US, EU and UK losing innovation arms race

The US, EU and UK are losing the innovation arms race, according to a new report from the Center for Advancing Innovation (CAI) and PatSnap, the world’s leading provider of research and development (R&D) analytics

By David Beach | 18 July 2018

The Innovation Arms Race analysis illustrates that the US, EU and UK need to be more focused and strategic in converting R&D dollars into impact and outcomes,” wrote Rosemarie Truman, CEO and founder of CAI, as the report was released.

The report aims to provide clarity into the global innovation landscape, identifying how businesses, government bodies and academic institutions can capitalise more efficiently on existing maverick strategies and thus innovate more effectively.

By assessing key metrics including patent effectiveness, patent efficiency and patent grants per capita, the report compares innovation across different countries. According to the report, US innovation is slowing compared to other countries.

“While the west has - to a significant extent - pioneered technological breakthroughs in the past,” wrote Ray Chohan, SVP, Corporate Strategy at PatSnap, in the release following the report, “it is being held back by legacy processes and technology when it comes to innovation and turning it into economic gain. Much of the growth and efficiency we’re seeing in R&D in APAC is being supported by companies leveraging new technologies and processes with the aim of streamlining their R&D investment.”

Having already lost poll position in global patenting metrics, the US is set to lose leadership positions for all other key performance indicators by 2029, according to the report.

This latest find bucks a global trend within R&D funding, which has steadily increased for its third consecutive year to $2.19trn, while the US continues to dominate as the single biggest investor of R&D, a position it has held for 50 years.

But over the past 30 years, the returns on R&D investment have decreased by 65% despite an increase of 250% in scientists and researchers employed in R&D; the overall productivity of research, dubbed research quotients is thus in decline, according to Washington University’s business professor, Anne Marie Knott, who contributed to the report.

This correlates with the findings from the Innovation Arms Race 2018 report, which, at a glance:

  • Patent effectiveness declining in the West: The US, EU and UK have negative or near zero growth rate in producing quality patents for the last 20 years. From 2005-2015, the top five countries in the growth of high quality patents are China, Singapore, Brazil, Israel and India.

  • Patent efficiency needs to improve: Patent efficiency is the ability to convert one dollar in R&D spend to a granted patent. The report found that it costs much more for the US and UK than China, South Korea and Russia to produce a high-quality patent that gets granted; both the US and UK produce approximately 600 patents per US $1 billion of research expenditure.

  • Switzerland and South Korea hold the top spots for patenting efficiency as of 2015 with 1977 and 1562 patents per US $1 billion respectively.

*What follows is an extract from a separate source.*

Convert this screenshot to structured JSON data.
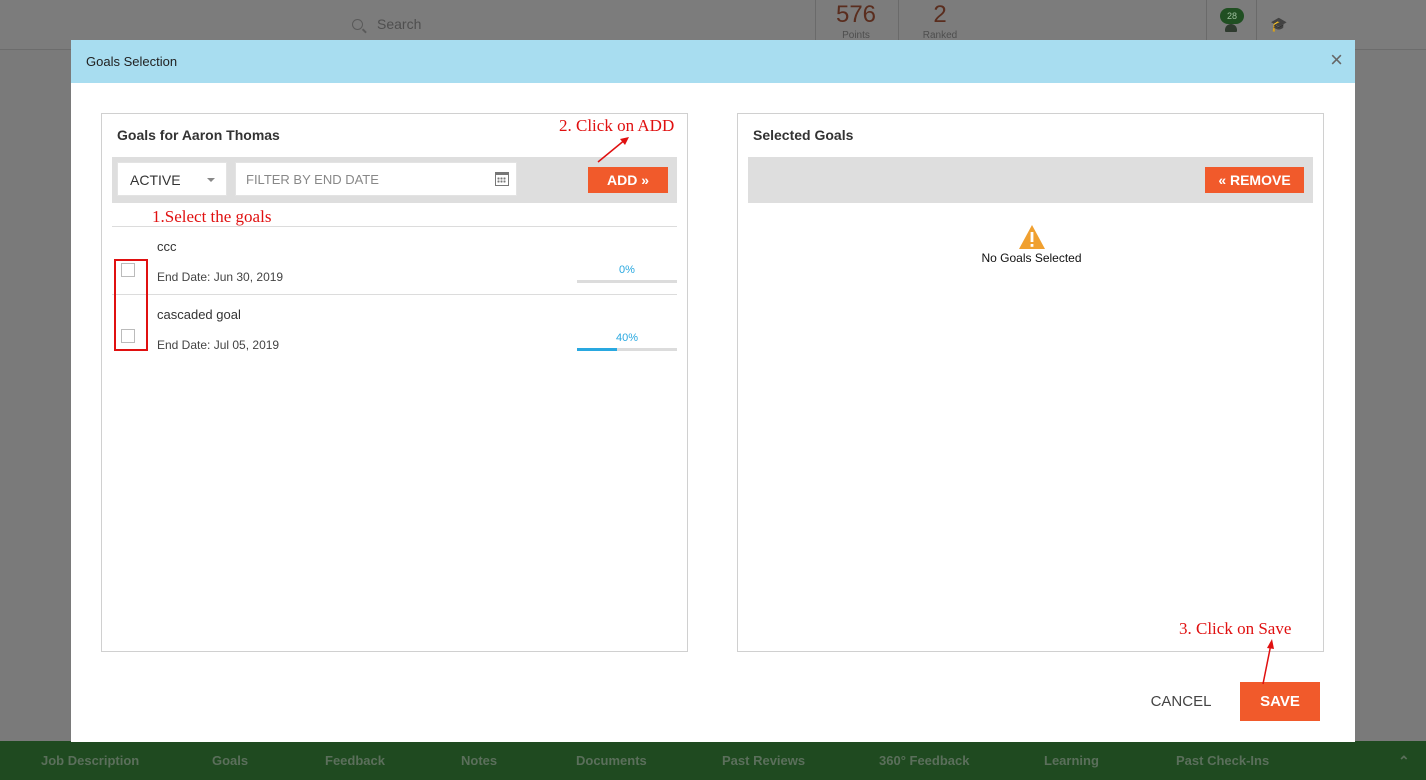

China and Singapore have the greatest improvement in efficiency with a 10% and 18% CAGR, respectively.

  • Research expenditure provides little ROI in the West: While the US spends twice as much as each of the UK and EU in research expenditure relative to GDP, R&D spend is not driving GDP growth in the US. In other words, one additional dollar of R&D spend in the US does not drive a corresponding growth in GDP.

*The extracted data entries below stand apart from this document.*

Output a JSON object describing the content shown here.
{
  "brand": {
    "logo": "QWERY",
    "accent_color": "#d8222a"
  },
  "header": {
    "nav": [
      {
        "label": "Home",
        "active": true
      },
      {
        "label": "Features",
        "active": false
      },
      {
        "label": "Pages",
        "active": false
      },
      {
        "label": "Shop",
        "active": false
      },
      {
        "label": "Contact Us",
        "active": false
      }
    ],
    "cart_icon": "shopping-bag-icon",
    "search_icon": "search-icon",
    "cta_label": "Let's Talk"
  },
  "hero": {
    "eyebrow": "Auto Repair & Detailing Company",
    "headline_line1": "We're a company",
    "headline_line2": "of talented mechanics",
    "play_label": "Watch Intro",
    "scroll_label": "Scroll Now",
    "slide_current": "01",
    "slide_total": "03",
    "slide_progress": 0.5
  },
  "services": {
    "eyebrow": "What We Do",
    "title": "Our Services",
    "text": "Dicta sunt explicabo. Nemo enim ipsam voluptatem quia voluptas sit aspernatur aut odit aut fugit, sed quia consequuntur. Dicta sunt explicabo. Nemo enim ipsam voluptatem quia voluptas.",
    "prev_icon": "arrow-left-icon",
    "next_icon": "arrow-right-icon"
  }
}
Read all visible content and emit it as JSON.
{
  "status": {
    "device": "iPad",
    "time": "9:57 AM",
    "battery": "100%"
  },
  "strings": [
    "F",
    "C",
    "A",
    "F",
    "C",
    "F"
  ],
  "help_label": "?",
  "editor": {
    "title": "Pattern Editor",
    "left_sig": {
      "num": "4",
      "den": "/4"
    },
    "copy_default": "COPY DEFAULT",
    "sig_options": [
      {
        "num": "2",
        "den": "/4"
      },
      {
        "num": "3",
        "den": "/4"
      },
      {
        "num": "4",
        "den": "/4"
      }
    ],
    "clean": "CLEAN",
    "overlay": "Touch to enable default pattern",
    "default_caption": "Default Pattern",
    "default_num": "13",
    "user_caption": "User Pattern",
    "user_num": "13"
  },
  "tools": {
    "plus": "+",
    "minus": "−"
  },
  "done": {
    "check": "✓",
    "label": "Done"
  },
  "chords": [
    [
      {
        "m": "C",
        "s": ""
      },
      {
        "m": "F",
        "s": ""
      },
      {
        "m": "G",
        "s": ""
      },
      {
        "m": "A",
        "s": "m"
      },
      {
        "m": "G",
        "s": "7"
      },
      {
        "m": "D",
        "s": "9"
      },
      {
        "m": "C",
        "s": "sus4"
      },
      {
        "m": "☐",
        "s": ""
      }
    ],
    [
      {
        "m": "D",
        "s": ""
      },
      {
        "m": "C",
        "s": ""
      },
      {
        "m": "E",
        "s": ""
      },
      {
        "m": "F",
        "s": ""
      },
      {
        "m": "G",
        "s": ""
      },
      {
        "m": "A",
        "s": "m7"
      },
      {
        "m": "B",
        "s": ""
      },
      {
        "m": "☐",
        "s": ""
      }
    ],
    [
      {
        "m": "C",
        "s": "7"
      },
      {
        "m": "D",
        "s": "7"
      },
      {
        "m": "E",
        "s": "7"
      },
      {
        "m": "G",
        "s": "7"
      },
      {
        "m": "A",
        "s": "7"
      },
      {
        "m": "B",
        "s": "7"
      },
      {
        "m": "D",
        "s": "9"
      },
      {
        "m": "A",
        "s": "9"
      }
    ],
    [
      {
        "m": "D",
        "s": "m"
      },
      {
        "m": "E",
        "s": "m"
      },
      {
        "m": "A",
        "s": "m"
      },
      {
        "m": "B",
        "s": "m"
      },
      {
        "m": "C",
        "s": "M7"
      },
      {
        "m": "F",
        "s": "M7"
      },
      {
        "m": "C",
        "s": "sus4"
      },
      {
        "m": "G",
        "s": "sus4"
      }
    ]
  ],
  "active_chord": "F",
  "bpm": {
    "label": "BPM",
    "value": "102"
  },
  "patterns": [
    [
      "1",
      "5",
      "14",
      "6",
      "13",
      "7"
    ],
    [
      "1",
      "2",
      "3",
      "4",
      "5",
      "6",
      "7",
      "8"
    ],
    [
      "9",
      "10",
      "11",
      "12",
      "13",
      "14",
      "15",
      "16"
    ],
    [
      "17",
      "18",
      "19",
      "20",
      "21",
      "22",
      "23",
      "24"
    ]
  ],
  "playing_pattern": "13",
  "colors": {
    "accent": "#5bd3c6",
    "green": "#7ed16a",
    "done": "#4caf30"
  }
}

  • Asia is dominating innovation metrics and will continue to dominate: East Asian countries are out-performing the US, EU and UK in growth of R&D spend and patent grants. China’s increase in R&D spend could see it surpass the US in GDP by 2025.

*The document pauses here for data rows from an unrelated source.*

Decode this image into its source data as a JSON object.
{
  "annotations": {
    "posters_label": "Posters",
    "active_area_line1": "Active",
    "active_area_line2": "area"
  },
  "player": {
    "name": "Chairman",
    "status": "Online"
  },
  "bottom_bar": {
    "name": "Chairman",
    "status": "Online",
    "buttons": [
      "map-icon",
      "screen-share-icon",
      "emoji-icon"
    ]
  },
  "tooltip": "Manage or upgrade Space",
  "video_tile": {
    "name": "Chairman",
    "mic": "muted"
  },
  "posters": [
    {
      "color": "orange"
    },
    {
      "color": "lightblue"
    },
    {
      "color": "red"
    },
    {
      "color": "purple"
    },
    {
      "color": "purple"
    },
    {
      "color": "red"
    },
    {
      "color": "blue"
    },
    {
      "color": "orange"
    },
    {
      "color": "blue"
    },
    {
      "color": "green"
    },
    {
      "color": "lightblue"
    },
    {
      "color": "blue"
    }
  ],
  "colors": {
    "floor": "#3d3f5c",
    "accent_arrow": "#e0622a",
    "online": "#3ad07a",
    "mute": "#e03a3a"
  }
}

China and South Korea are consistently in the lead regarding a number of performance metrics and are poised to remain as such. India, Israel and Singapore are expected to see the highest growth in patents granted through 2035.

“It is critical to maximise the returns on past R&D investment by commercialising innovation sitting on the shelf,” suggests Truman, CEO of CAI, as a productive way forward “the US licenses only 0.3% of federally funded inventions out. If we could get 1% more inventions out a year, the value at stake is $1.5trn to the US economy alone.”

But spending more on R&D in the US, EU and UK is not necessarily a solution to innovation, as competing nations are more productive in converting research expenditure to issued patents.

This is largely down to the fact that the three regions' scientific community are incentivised to patent, meaning that more applications are pushed forward that are not high in quality. Scientists additionally have little reason to commercialise their patents, leaving many patents on the shelf.

This all leads to a waste of R&D resources, something a proposed tech startup initiative to the European Commission seeks to address.

“The EU is being outpaced by China and the US in levels of investments in the technologies that are set to dominate in the future” reads the report, entitled the Renewed European Agenda for Research and Innovation.

"With growing international competition, Europe needs to act urgently on research and innovation. The proposed €100bn for the next EU research and innovation programme would be a huge boost,” writes Carlos Moedas, Commissioner for Research, Science and Innovation, in the report.

Venture Capitalist, Spiros Margaris was not entirely convinced when he spoke to bobsguide shortly after the release of the proposal.

“The politicians have only just realised what’s happening,” he said. “The gap is actually widening between the EU and US or EU and China. The EU is trying to run for the innovation train that has already left the station.”